Il moro aveva smesso di sorridere da un po’; nessuno gli si avvicinava così tanto da anni ed era preoccupato di come potesse reagire. Il bacio di Stiles e il suo respiro leggero che percepiva sul collo gli fecero chiudere gli occhi, scatenando brividi in tutto il corpo. Iniziò a sentirsi rilassato mentre la tensione (che non aveva percepito) rilasciò le spalle. Improvvisamente il calore del respiro sul collo svanì e venne rimpiazzato da un sospiro che gli arrivò direttamente sulle labbra che dischiuse naturalmente. Stiles era rimasto incantato a guardare il volto di Derek da così vicino: le labbra rosee e invitanti, il naso stretto e affilato, le lunghe ciglia nere. Sollevò le mani, leggermente tremanti e le portò ai lati del viso del più grande, allargando e richiudendo le dita in una lenta carezza. Si avvicinò fino a posare le sue labbra su quelle di Derek che erano di una morbidezza straordinaria. Il contatto durò solo pochi secondi, poi Stiles prese a mordicchiargli il labbro inferiore passandoci poi la lingua sopra come a voler cancellare il morso; Derek era travolto dalle sensazioni che un solo bacio gli stava dando e, lasciandosi trasportare, avviluppò le sue braccia intorno alla vita di Stiles trascinandolo giù dal letto finché non finì a cavalcioni su di lui. Entrambi non si erano mai resi conto di quanto questo contatto fosse agognato e il bacio diventò subito più urgente; entrambi diedero libero accesso alle proprie bocce mentre Derek stringeva Stiles un po’ più vicino sentendolo tremare, ed iniziò una danza di lingua e labbra. L’ossigeno ad un certo punto venne a mancare per entrambi e furono costretti a staccarsi. Entrambi aprirono gli occhi, respirando pesantemente con i nasi che si sfioravano. Stiles si fece più vicino mantenendo gli occhi ambra in quelli verde muschio del più grande e diede nuovamente un bacio beandosi della morbidezza e della leggera frizione che c’era a causa della barba.
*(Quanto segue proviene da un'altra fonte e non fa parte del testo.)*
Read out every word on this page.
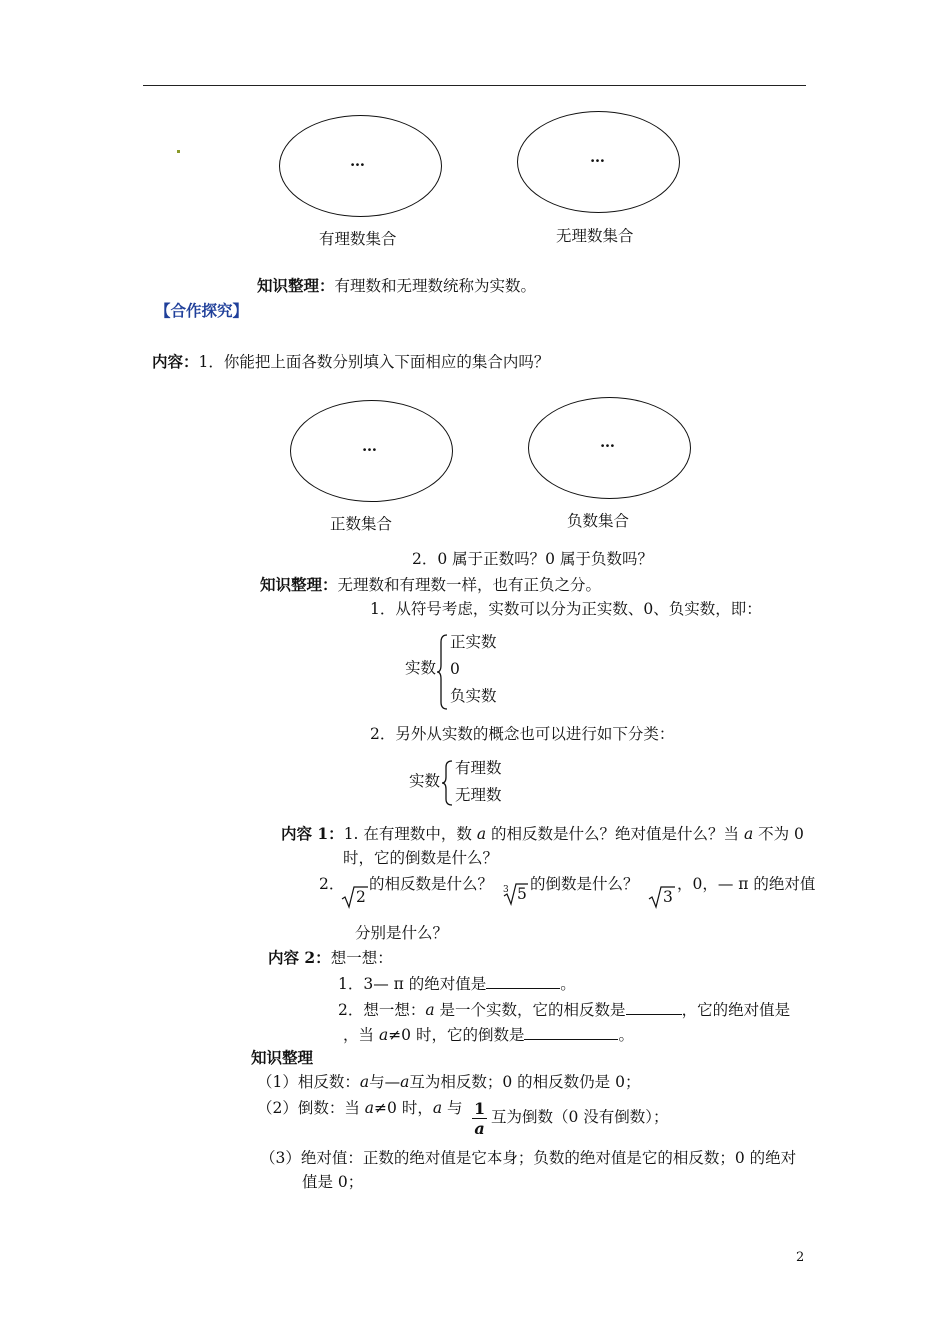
…	…
有理数集合	无理数集合
知识整理：有理数和无理数统称为实数。
【合作探究】
内容：1．你能把上面各数分别填入下面相应的集合内吗？
…	…
正数集合	负数集合
2．0 属于正数吗？0 属于负数吗？
知识整理：无理数和有理数一样，也有正负之分。
1．从符号考虑，实数可以分为正实数、0、负实数，即：
实数
正实数
0
负实数
2．另外从实数的概念也可以进行如下分类：
实数
有理数
无理数
内容 1：1. 在有理数中，数 a 的相反数是什么？绝对值是什么？当 a 不为 0
时，它的倒数是什么？
2．
2
的相反数是什么？ 3 5
的倒数是什么？
3
，0，— π 的绝对值
分别是什么？
内容 2：想一想：
1．3— π 的绝对值是	。
2．想一想：a 是一个实数，它的相反数是	，它的绝对值是
，当 a≠0 时，它的倒数是	。
知识整理
（1）相反数：a与—a互为相反数；0 的相反数仍是 0；
（2）倒数：当 a≠0 时，a 与 $\frac{1}{a}$ 互为倒数（0 没有倒数）；
（3）绝对值：正数的绝对值是它本身；负数的绝对值是它的相反数；0 的绝对
值是 0；
2
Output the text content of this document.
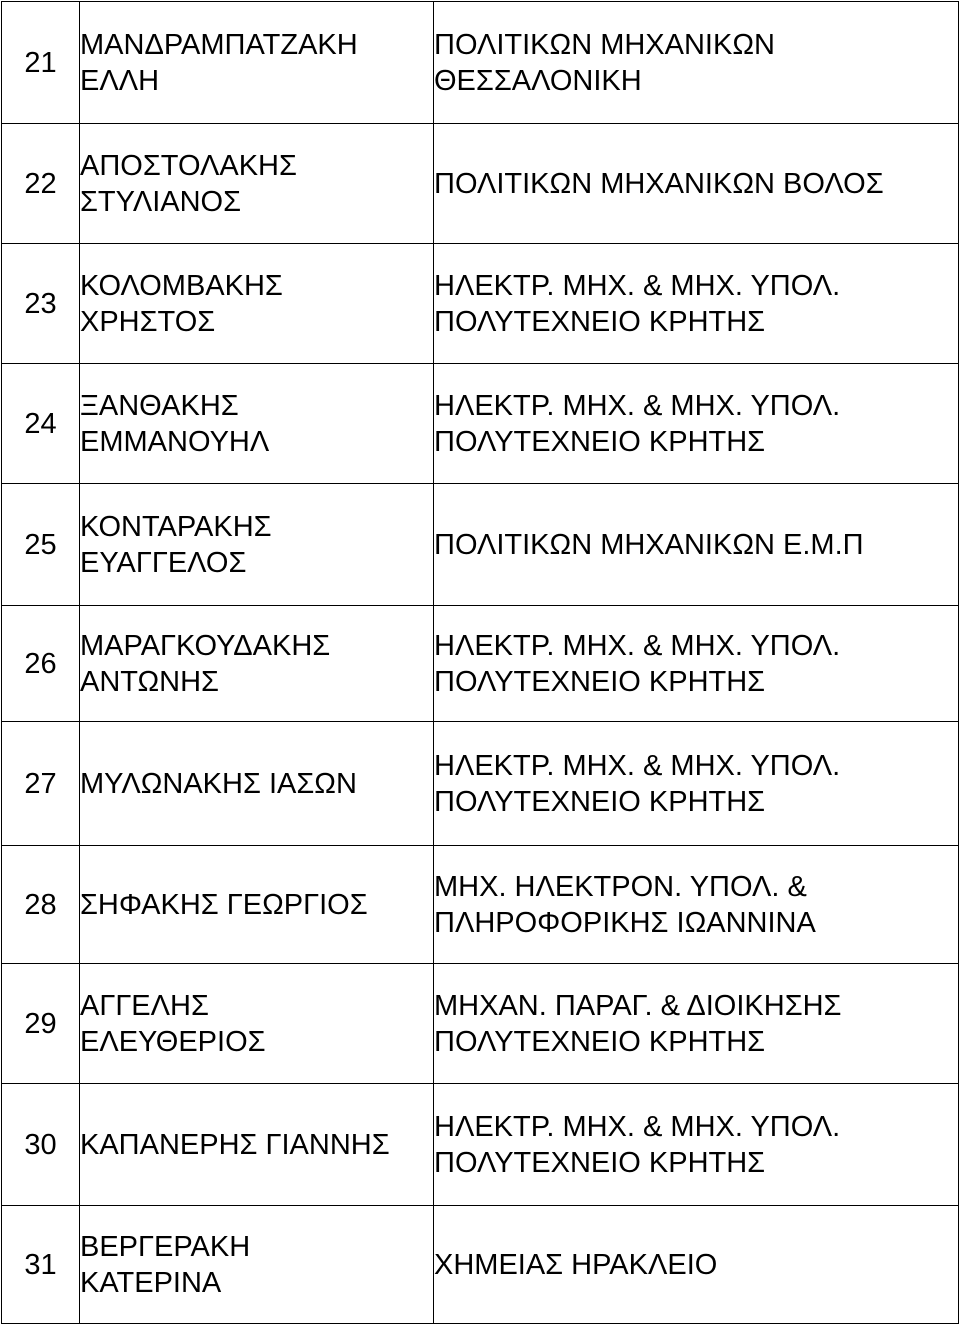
21	ΜΑΝΔΡΑΜΠΑΤΖΑΚΗ
ΕΛΛΗ	ΠΟΛΙΤΙΚΩΝ ΜΗΧΑΝΙΚΩΝ
ΘΕΣΣΑΛΟΝΙΚΗ

22	ΑΠΟΣΤΟΛΑΚΗΣ
ΣΤΥΛΙΑΝΟΣ	ΠΟΛΙΤΙΚΩΝ ΜΗΧΑΝΙΚΩΝ ΒΟΛΟΣ

23	ΚΟΛΟΜΒΑΚΗΣ
ΧΡΗΣΤΟΣ	ΗΛΕΚΤΡ. ΜΗΧ. & ΜΗΧ. ΥΠΟΛ.
ΠΟΛΥΤΕΧΝΕΙΟ ΚΡΗΤΗΣ

24	ΞΑΝΘΑΚΗΣ
ΕΜΜΑΝΟΥΗΛ	ΗΛΕΚΤΡ. ΜΗΧ. & ΜΗΧ. ΥΠΟΛ.
ΠΟΛΥΤΕΧΝΕΙΟ ΚΡΗΤΗΣ

25	ΚΟΝΤΑΡΑΚΗΣ
ΕΥΑΓΓΕΛΟΣ	ΠΟΛΙΤΙΚΩΝ ΜΗΧΑΝΙΚΩΝ Ε.Μ.Π

26	ΜΑΡΑΓΚΟΥΔΑΚΗΣ
ΑΝΤΩΝΗΣ	ΗΛΕΚΤΡ. ΜΗΧ. & ΜΗΧ. ΥΠΟΛ.
ΠΟΛΥΤΕΧΝΕΙΟ ΚΡΗΤΗΣ

27	ΜΥΛΩΝΑΚΗΣ ΙΑΣΩΝ	ΗΛΕΚΤΡ. ΜΗΧ. & ΜΗΧ. ΥΠΟΛ.
ΠΟΛΥΤΕΧΝΕΙΟ ΚΡΗΤΗΣ

28	ΣΗΦΑΚΗΣ ΓΕΩΡΓΙΟΣ	ΜΗΧ. ΗΛΕΚΤΡΟΝ. ΥΠΟΛ. &
ΠΛΗΡΟΦΟΡΙΚΗΣ ΙΩΑΝΝΙΝΑ

29	ΑΓΓΕΛΗΣ
ΕΛΕΥΘΕΡΙΟΣ	ΜΗΧΑΝ. ΠΑΡΑΓ. & ΔΙΟΙΚΗΣΗΣ
ΠΟΛΥΤΕΧΝΕΙΟ ΚΡΗΤΗΣ

30	ΚΑΠΑΝΕΡΗΣ ΓΙΑΝΝΗΣ	ΗΛΕΚΤΡ. ΜΗΧ. & ΜΗΧ. ΥΠΟΛ.
ΠΟΛΥΤΕΧΝΕΙΟ ΚΡΗΤΗΣ

31	ΒΕΡΓΕΡΑΚΗ
ΚΑΤΕΡΙΝΑ	ΧΗΜΕΙΑΣ ΗΡΑΚΛΕΙΟ
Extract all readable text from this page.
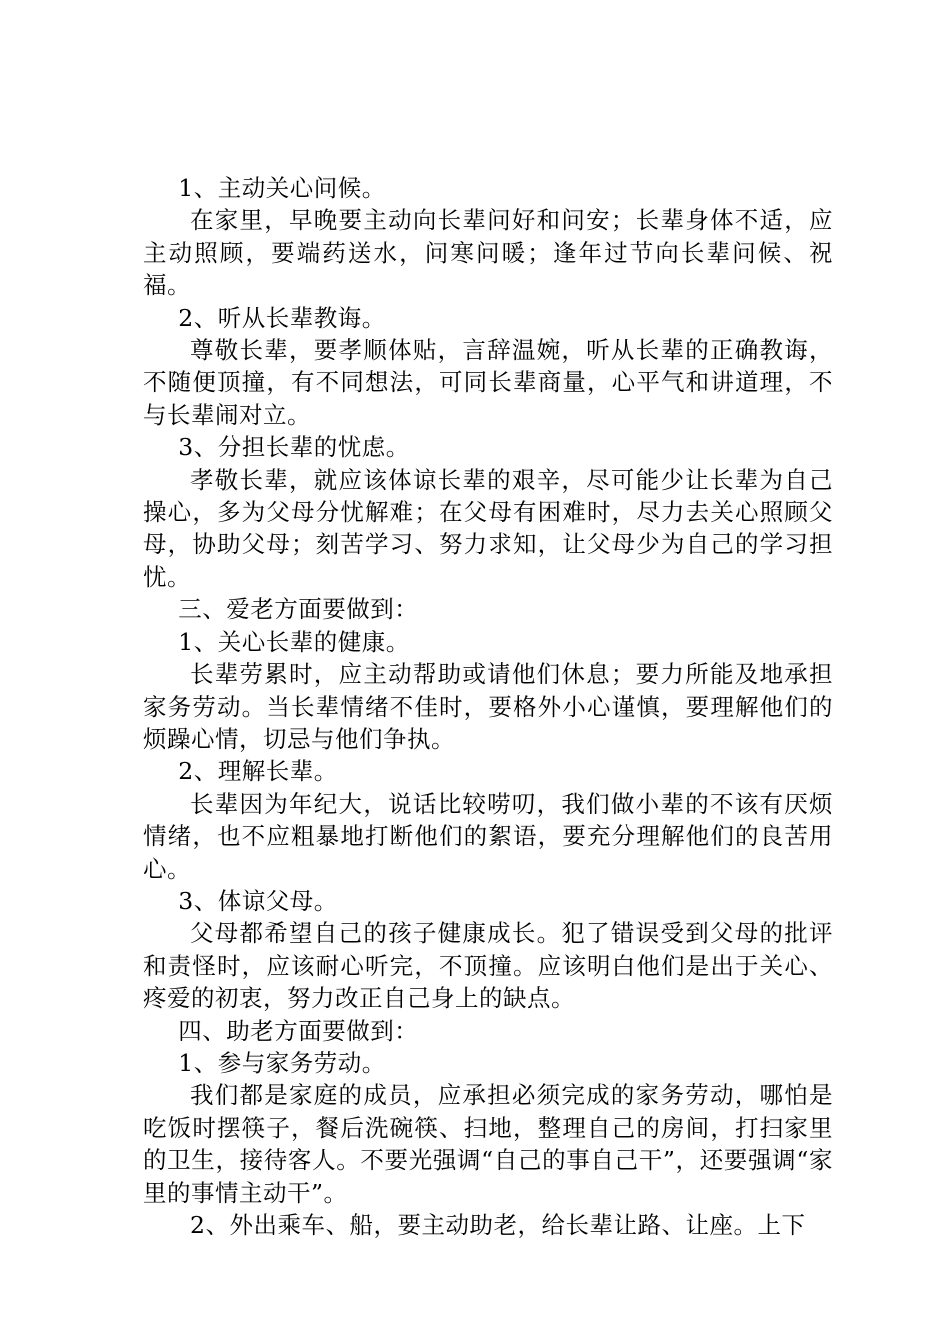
1、主动关心问候。

在家里，早晚要主动向长辈问好和问安；长辈身体不适，应主动照顾，要端药送水，问寒问暖；逢年过节向长辈问候、祝福。

2、听从长辈教诲。

尊敬长辈，要孝顺体贴，言辞温婉，听从长辈的正确教诲，不随便顶撞，有不同想法，可同长辈商量，心平气和讲道理，不与长辈闹对立。

3、分担长辈的忧虑。

孝敬长辈，就应该体谅长辈的艰辛，尽可能少让长辈为自己操心，多为父母分忧解难；在父母有困难时，尽力去关心照顾父母，协助父母；刻苦学习、努力求知，让父母少为自己的学习担忧。

三、爱老方面要做到：

1、关心长辈的健康。

长辈劳累时，应主动帮助或请他们休息；要力所能及地承担家务劳动。当长辈情绪不佳时，要格外小心谨慎，要理解他们的烦躁心情，切忌与他们争执。

2、理解长辈。

长辈因为年纪大，说话比较唠叨，我们做小辈的不该有厌烦情绪，也不应粗暴地打断他们的絮语，要充分理解他们的良苦用心。

3、体谅父母。

父母都希望自己的孩子健康成长。犯了错误受到父母的批评和责怪时，应该耐心听完，不顶撞。应该明白他们是出于关心、疼爱的初衷，努力改正自己身上的缺点。

四、助老方面要做到：

1、参与家务劳动。

我们都是家庭的成员，应承担必须完成的家务劳动，哪怕是吃饭时摆筷子，餐后洗碗筷、扫地，整理自己的房间，打扫家里的卫生，接待客人。不要光强调“自己的事自己干”，还要强调“家里的事情主动干”。

2、外出乘车、船，要主动助老，给长辈让路、让座。上下
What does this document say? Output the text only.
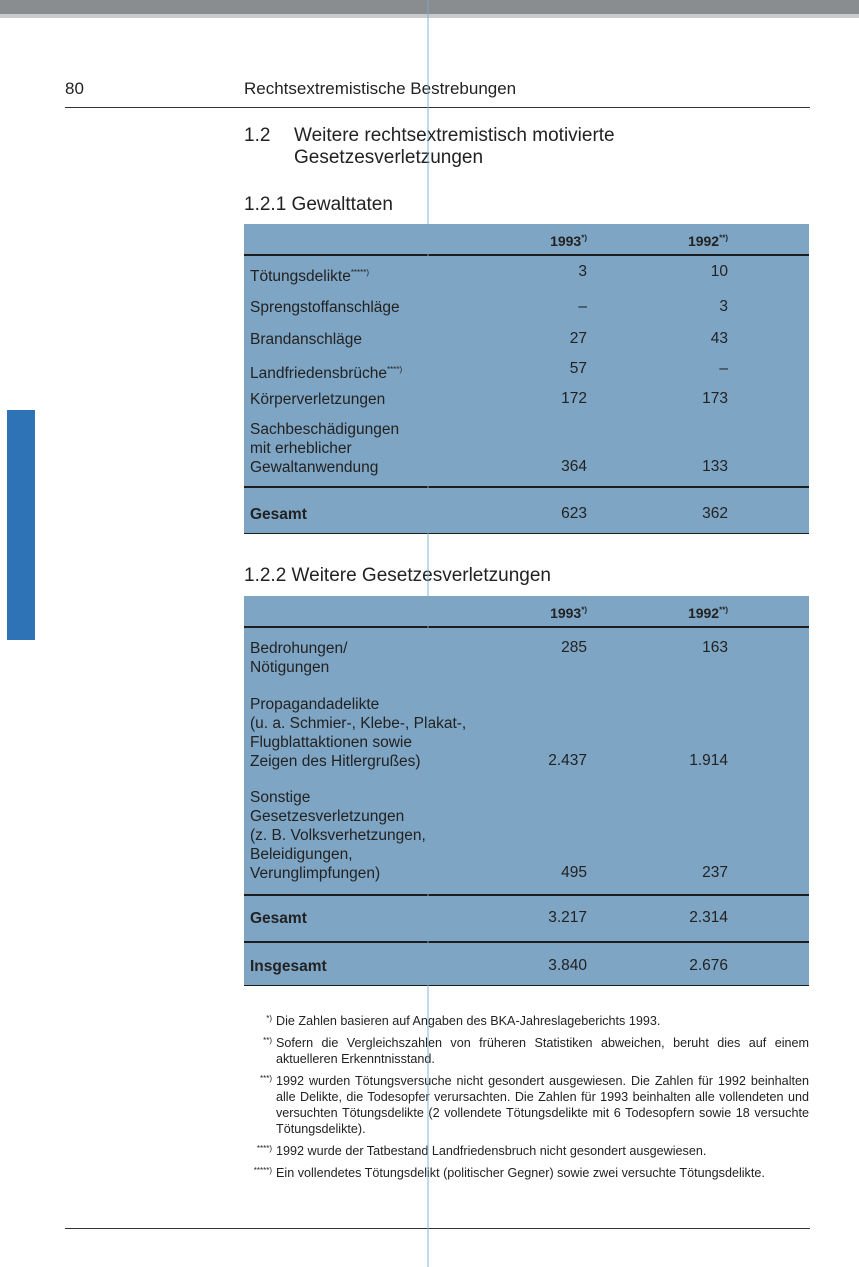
80	Rechtsextremistische Bestrebungen
1.2 Weitere rechtsextremistisch motivierte
Gesetzesverletzungen
1.2.1 Gewalttaten
1993*)	1992**)
Tötungsdelikte*****)	3	10
Sprengstoffanschläge	–	3
Brandanschläge	27	43
Landfriedensbrüche****)	57	–
Körperverletzungen	172	173
Sachbeschädigungen
mit erheblicher
Gewaltanwendung	364	133
Gesamt	623	362
1.2.2 Weitere Gesetzesverletzungen
1993*)	1992**)
Bedrohungen/
Nötigungen
285	163
Propagandadelikte
(u. a. Schmier-, Klebe-, Plakat-,
Flugblattaktionen sowie
Zeigen des Hitlergrußes)	2.437	1.914
Sonstige
Gesetzesverletzungen
(z. B. Volksverhetzungen,
Beleidigungen,
Verunglimpfungen)	495	237
Gesamt	3.217	2.314
Insgesamt	3.840	2.676
*) Die Zahlen basieren auf Angaben des BKA-Jahreslageberichts 1993.
**) Sofern die Vergleichszahlen von früheren Statistiken abweichen, beruht dies auf einem aktuelleren Erkenntnisstand.
***) 1992 wurden Tötungsversuche nicht gesondert ausgewiesen. Die Zahlen für 1992 beinhalten alle Delikte, die Todesopfer verursachten. Die Zahlen für 1993 beinhalten alle vollendeten und versuchten Tötungsdelikte (2 vollendete Tötungsdelikte mit 6 Todesopfern sowie 18 versuchte Tötungsdelikte).
****) 1992 wurde der Tatbestand Landfriedensbruch nicht gesondert ausgewiesen.
*****) Ein vollendetes Tötungsdelikt (politischer Gegner) sowie zwei versuchte Tötungsdelikte.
“Avrei dovuto fartelo presente molto prima, sei il mio ragazzo, è stata una grave mancanza da parte tua escludermi da tutto questo.” Mormorò Stiles inclinando leggermente la testa, carezzando per un’ultima volta Derek. Il moro, ancora sopraffatto da tutte le emozioni contrastanti che lo governavano improvvisamente appoggiò la sua fronte sulla spalla del castano; Stiles rimase basito, considerando il fatto che Derek non avesse replicato e ora un leggero tremore gli scuoteva la schiena possente. Il castano abbracciò subito Derek accarezzando a palmi aperti la grande schiena muscolosa, preoccupato da quello strano comportamento; improvvisamente sentì Derek ridere di tutto cuore, a crepapelle: una di quelle risate liberatorie, che ti lasciano con quella strana sensazione di leggerezza. 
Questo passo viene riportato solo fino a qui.